The CBD suppliers underwent a rigorous, nearly yearlong evaluation, and Southeastern Grocers is “very confident in their quality and reliability,” a spokeswoman for the retailer said. The products are being positioned as alternative remedies, as the category is seeing increased consumer demand. One in seven U.S. adults now use CBD products, according to a Gallup poll cited by Southeastern Grocers.
“We are constantly evaluating potential new products that will provide our customers with the most relevant and up-to-date alternative treatment methods,” Andrew Nadin, executive vice president and chief customer officer at Southeastern Grocers, said in a statement. “With the growing mainstream acceptance of CBD-infused items across the United States, we will continue to diligently research additional ways to bring safe, high-quality products that can positively impact our customers’ lives.”

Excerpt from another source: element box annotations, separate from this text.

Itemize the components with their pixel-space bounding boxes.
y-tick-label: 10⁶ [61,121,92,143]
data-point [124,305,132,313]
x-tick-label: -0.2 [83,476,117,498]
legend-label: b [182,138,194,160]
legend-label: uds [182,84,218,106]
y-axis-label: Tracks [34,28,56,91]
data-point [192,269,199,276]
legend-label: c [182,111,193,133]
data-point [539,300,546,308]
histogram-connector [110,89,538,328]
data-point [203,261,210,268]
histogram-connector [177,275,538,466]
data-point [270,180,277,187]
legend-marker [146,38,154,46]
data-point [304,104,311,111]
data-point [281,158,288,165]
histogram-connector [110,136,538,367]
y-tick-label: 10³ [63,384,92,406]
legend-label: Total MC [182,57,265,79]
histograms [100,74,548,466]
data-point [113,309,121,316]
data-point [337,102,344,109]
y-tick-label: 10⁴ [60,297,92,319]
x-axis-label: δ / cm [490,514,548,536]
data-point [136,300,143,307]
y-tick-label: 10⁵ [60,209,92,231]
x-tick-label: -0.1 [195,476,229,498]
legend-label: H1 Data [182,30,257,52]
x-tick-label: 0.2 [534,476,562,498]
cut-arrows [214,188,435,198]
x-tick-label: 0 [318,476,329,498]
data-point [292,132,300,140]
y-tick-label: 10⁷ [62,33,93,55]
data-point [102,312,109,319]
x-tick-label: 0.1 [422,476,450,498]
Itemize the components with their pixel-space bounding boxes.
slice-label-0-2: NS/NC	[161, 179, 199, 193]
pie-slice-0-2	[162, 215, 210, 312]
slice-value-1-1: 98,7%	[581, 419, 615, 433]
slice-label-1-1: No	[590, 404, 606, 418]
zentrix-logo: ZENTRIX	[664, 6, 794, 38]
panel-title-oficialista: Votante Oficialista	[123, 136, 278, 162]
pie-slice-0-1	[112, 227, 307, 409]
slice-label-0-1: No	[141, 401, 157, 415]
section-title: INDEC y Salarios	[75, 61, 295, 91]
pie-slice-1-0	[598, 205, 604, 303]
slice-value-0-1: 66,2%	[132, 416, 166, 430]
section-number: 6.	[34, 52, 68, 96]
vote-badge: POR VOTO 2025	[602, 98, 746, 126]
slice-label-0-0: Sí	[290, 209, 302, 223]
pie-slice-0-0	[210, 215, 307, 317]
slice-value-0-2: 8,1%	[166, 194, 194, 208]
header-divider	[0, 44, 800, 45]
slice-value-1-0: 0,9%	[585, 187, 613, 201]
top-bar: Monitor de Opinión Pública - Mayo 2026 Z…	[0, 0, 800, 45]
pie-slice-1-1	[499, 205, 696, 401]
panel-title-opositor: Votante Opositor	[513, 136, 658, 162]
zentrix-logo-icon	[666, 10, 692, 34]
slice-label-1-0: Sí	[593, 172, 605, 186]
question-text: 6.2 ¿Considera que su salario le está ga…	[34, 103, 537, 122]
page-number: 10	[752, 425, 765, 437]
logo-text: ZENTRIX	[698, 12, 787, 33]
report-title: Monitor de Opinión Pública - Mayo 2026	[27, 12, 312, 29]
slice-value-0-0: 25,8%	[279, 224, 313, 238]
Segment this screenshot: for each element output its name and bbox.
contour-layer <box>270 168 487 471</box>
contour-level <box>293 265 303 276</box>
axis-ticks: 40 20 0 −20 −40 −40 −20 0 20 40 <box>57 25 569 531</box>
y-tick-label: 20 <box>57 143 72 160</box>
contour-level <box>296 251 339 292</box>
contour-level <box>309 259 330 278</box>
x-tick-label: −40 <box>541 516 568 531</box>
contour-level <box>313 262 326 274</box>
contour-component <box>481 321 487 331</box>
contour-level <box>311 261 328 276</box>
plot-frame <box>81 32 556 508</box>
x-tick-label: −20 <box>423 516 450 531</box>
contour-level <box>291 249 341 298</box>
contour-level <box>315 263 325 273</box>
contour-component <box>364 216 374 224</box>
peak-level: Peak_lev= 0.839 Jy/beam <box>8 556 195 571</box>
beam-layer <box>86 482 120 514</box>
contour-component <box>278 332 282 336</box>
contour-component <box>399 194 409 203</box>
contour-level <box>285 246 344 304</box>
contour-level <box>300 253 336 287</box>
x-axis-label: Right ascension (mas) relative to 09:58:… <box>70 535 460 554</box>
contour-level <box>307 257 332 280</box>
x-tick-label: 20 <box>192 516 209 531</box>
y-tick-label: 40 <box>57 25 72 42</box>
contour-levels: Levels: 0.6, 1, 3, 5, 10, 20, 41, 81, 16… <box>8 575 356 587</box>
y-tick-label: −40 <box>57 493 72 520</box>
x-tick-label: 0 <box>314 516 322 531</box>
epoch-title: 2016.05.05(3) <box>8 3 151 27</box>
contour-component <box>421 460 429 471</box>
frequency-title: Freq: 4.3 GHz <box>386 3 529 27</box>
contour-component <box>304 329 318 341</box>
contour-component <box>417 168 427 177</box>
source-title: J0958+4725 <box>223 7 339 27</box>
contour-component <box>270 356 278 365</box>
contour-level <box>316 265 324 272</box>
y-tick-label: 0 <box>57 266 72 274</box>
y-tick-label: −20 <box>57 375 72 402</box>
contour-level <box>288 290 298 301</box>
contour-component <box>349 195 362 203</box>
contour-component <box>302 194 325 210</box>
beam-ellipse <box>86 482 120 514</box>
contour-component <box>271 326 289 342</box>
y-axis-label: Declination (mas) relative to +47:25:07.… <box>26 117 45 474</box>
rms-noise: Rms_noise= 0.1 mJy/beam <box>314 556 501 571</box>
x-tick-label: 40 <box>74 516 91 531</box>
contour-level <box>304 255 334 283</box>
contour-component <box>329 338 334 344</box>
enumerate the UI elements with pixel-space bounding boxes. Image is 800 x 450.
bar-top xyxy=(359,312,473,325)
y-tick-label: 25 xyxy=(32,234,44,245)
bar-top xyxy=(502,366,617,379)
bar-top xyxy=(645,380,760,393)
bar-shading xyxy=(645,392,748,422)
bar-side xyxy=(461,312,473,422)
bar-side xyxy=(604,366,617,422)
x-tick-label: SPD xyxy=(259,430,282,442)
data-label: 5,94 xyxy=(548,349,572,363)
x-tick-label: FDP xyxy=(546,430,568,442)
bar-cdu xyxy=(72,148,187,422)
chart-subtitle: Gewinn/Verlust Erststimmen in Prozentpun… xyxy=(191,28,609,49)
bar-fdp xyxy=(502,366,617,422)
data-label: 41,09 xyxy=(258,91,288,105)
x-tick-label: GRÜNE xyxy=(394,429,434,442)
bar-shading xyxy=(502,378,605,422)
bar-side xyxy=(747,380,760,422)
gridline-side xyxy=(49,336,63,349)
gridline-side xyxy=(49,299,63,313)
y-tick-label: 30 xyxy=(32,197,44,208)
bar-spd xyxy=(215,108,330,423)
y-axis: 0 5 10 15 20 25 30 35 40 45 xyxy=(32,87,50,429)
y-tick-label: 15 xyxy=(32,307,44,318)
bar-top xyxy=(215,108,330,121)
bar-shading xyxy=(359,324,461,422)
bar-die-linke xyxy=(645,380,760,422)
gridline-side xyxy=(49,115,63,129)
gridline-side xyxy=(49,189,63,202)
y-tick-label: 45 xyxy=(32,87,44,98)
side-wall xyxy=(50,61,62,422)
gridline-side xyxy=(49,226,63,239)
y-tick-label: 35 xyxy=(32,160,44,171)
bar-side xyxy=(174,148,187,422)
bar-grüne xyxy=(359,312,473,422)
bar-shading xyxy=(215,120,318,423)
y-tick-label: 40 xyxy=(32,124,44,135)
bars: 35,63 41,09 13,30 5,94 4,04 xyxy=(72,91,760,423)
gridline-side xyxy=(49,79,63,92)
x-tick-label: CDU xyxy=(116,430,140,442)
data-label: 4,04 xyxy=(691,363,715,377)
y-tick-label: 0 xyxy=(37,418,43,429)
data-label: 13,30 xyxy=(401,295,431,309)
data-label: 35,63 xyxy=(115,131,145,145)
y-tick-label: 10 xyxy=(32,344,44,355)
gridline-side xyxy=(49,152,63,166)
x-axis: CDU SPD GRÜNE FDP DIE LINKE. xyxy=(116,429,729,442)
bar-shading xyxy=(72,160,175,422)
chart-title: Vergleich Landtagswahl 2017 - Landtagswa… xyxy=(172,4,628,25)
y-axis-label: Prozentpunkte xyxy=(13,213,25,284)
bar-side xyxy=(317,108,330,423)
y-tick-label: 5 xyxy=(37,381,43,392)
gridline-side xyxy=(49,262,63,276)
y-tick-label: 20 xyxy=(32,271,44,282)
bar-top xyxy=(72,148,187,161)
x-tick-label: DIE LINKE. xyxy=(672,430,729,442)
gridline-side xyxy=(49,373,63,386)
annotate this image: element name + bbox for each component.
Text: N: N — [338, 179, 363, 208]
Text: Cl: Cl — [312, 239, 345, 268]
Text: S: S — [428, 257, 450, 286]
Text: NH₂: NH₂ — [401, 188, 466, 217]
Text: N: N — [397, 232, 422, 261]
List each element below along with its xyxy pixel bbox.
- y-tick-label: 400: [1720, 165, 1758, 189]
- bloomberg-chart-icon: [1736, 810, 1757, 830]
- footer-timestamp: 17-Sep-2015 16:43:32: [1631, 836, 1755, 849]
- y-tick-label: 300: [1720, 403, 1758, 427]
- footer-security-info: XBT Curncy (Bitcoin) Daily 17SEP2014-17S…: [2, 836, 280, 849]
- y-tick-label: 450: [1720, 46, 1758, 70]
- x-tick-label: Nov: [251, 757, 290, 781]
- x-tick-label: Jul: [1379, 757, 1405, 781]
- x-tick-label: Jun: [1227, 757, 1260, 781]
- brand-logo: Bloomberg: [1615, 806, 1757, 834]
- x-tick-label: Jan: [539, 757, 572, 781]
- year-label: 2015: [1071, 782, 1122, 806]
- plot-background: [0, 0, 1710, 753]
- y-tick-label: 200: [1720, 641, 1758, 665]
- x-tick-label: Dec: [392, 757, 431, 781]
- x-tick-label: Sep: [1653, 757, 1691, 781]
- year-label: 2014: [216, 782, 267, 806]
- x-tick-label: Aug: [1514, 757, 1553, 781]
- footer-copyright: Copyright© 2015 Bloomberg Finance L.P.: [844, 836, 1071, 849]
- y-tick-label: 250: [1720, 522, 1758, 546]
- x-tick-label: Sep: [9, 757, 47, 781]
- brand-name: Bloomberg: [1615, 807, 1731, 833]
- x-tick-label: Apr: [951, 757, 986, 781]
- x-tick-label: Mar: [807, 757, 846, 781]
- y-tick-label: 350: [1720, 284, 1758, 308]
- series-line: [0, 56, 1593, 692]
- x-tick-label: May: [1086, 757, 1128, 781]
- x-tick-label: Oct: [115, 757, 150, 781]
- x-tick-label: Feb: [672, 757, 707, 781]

Southeastern Grocers noted that CBD is used as a treatment for a variety of illnesses and ailments, such as anxiety, insomnia and epilepsy. One of the many cannabinoids found in marijuana and hemp, CBD has an extremely low content of psychoactive ingredient THC and doesn’t cause a “high.” The retailer added that it’s a member of the Florida Hemp Council and working with the state to help grow the market for CBD products.
Additional stores will be considered for CBD products as Southeastern Grocers expands its offerings and footprint in 2020, the spokeswoman said. Overall, the retailer operates about 570 stores in Alabama, Florida, Georgia, Louisiana, Mississippi, North Carolina and South Carolina under the Winn-Dixie, Bi-Lo, Harveys Supermarket and Fresco y Más banners.
The CBD category’s market potential has drawn the interest of retailers large and small, yet many remain uncertain about the regulatory framework regarding the sale and labeling of hemp-containing products, even as various CBD offerings make their way into stores.
Late last year, the federal government changed its classification of cannabis with the enactment of the Farm Bill. The legislation removed hemp from the Federal Controlled Substances Act’s definition of marijuana. That meant hemp was no longer a controlled substance under federal law, even though marijuana remains a Schedule I drug.
Under current federal law, CBD and THC can’t be added to a food or marketed as a dietary supplement. The Food and Drug Administration maintains regulatory oversight of food, cosmetics, drugs and other products within its jurisdiction that have CBD, THC or the cannabis plant as an additive.